B.            Cour suprême de la Colombie‑Britannique (2012 BCSC 543, le juge en chef Bauman)

[22]                          Les tribunaux qui ont contrôlé la sentence arbitrale devaient en outre décider d’entrée de jeu s’ils avaient compétence pour le faire (« question de la compétence »). Plus précisément, l’arbitrage s’est déroulé en conformité avec l’Arbitration Act, selon laquelle il ne peut être interjeté appel que sur des questions de droit (art. 31). Les tribunaux ayant contrôlé la sentence arbitrale devaient par conséquent trancher la question préliminaire de savoir si l’évaluation, les intérêts et le permis Lillooet constituaient des questions de droit — le seul type de point sur lequel les tribunaux ont compétence pour procéder à un contrôle en appel en matière d’arbitrage commercial. Autre élément contextuel, l’arrêt Sattva — dans lequel nous avons précisé la qualification générale de l’interprétation des contrats comme question mixte de fait et de droit — n’a été prononcé qu’après la première décision rendue en l’espèce par la Cour d’appel de la Colombie‑Britannique. Ainsi, la décision de la Cour suprême de la Colombie‑Britannique et la première décision de la Cour d’appel ont été rendues sans que ces cours ne bénéficient des enseignements de notre Cour dans Sattva.
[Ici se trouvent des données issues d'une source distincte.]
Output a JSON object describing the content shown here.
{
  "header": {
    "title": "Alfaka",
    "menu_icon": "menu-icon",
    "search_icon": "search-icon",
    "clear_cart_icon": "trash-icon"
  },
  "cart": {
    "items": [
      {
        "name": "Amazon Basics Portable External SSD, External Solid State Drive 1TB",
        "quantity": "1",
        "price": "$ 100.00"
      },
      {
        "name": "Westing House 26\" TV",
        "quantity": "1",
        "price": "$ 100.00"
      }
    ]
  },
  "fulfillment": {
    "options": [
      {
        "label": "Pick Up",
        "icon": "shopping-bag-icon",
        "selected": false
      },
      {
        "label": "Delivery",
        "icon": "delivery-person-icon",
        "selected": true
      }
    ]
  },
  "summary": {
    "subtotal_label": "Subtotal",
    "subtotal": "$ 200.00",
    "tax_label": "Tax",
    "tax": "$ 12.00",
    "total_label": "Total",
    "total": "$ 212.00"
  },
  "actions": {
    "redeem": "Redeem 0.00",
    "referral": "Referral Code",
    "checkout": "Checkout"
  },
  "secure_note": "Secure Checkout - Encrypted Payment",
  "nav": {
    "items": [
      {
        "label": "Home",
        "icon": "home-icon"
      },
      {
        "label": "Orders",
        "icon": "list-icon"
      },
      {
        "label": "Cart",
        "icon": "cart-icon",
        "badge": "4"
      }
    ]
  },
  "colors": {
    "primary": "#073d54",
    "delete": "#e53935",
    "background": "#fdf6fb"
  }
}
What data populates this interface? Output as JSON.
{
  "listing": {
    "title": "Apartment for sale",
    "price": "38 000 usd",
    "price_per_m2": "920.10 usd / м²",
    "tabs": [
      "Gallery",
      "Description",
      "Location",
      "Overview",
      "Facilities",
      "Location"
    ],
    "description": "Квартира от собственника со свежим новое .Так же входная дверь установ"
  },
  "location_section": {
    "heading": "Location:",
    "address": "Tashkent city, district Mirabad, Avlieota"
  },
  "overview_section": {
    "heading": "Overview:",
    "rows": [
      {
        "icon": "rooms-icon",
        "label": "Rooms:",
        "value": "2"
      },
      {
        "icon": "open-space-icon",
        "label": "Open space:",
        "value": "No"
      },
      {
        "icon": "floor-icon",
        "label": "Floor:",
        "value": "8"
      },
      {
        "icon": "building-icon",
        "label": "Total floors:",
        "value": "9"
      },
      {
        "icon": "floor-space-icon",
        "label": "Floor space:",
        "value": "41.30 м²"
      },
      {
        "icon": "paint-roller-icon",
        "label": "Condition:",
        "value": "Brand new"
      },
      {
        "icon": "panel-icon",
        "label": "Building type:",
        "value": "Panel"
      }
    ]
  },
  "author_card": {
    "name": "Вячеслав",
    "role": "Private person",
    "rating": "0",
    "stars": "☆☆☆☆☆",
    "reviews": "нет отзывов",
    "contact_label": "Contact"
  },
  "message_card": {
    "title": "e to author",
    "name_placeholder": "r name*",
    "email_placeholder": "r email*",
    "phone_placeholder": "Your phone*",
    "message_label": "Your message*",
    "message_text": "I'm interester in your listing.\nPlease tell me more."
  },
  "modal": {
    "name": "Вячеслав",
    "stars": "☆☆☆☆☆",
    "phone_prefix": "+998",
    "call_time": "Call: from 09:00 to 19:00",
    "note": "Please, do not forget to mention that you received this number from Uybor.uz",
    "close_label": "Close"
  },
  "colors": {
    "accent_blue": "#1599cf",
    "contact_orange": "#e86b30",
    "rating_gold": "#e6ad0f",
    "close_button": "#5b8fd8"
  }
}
[23]                          Sur la question de la compétence, le juge saisi de la requête, le juge en chef Bauman, de la Cour suprême (maintenant Juge en chef de la Cour d’appel), a statué que l’évaluation regroupait des questions de droit ainsi que des questions mixtes de fait et de droit. Tout particulièrement, le fait de décider si la méthode d’évaluation retenue était conforme à la Revitalization Act constituait une question d’[traduction] « interprétation législative » (par. 49 (CanLII)) et, par le fait même, une question de droit relevant de sa compétence (par. 57). Par contre, il a conclu que le fait d’utiliser cette méthode pour calculer la valeur de l’indemnité visant les améliorations soulevait des questions de fait ou des questions mixtes de fait et de droit qui outrepassaient sa compétence (par. 57). De même, il a décidé que la question des intérêts supposait que l’on interprète la convention modifiée « eu égard au fondement factuel », une question mixte de fait et de droit outrepassant sa compétence (par. 81). En dernier lieu, il a conclu que la question du permis Lillooet constituait une « question de droit » parce que l’application de la méthode retenue par l’arbitre au permis Lillooet (qui comporte des améliorations) aurait dû entraîner l’octroi d’une indemnité visant les améliorations à Teal Cedar (par. 84).

[24]                          En ce qui concerne la question de l’évaluation, le juge en chef Bauman est parvenu à la conclusion que le recours par l’arbitre à la méthode du coût de remplacement déprécié était non seulement approprié, mais fondé (par. 57). Il a souligné [traduction] « qu’en l’absence de balise règlementaire », l’arbitre avait été contraint d’interpréter les termes clairs du par. 6(4) (par. 46). De plus, il s’est dit d’avis que l’arbitre avait donné à ce paragraphe « une interprétation qui s’offrait à lui compte tenu des règles applicables d’interprétation législative » (par. 50).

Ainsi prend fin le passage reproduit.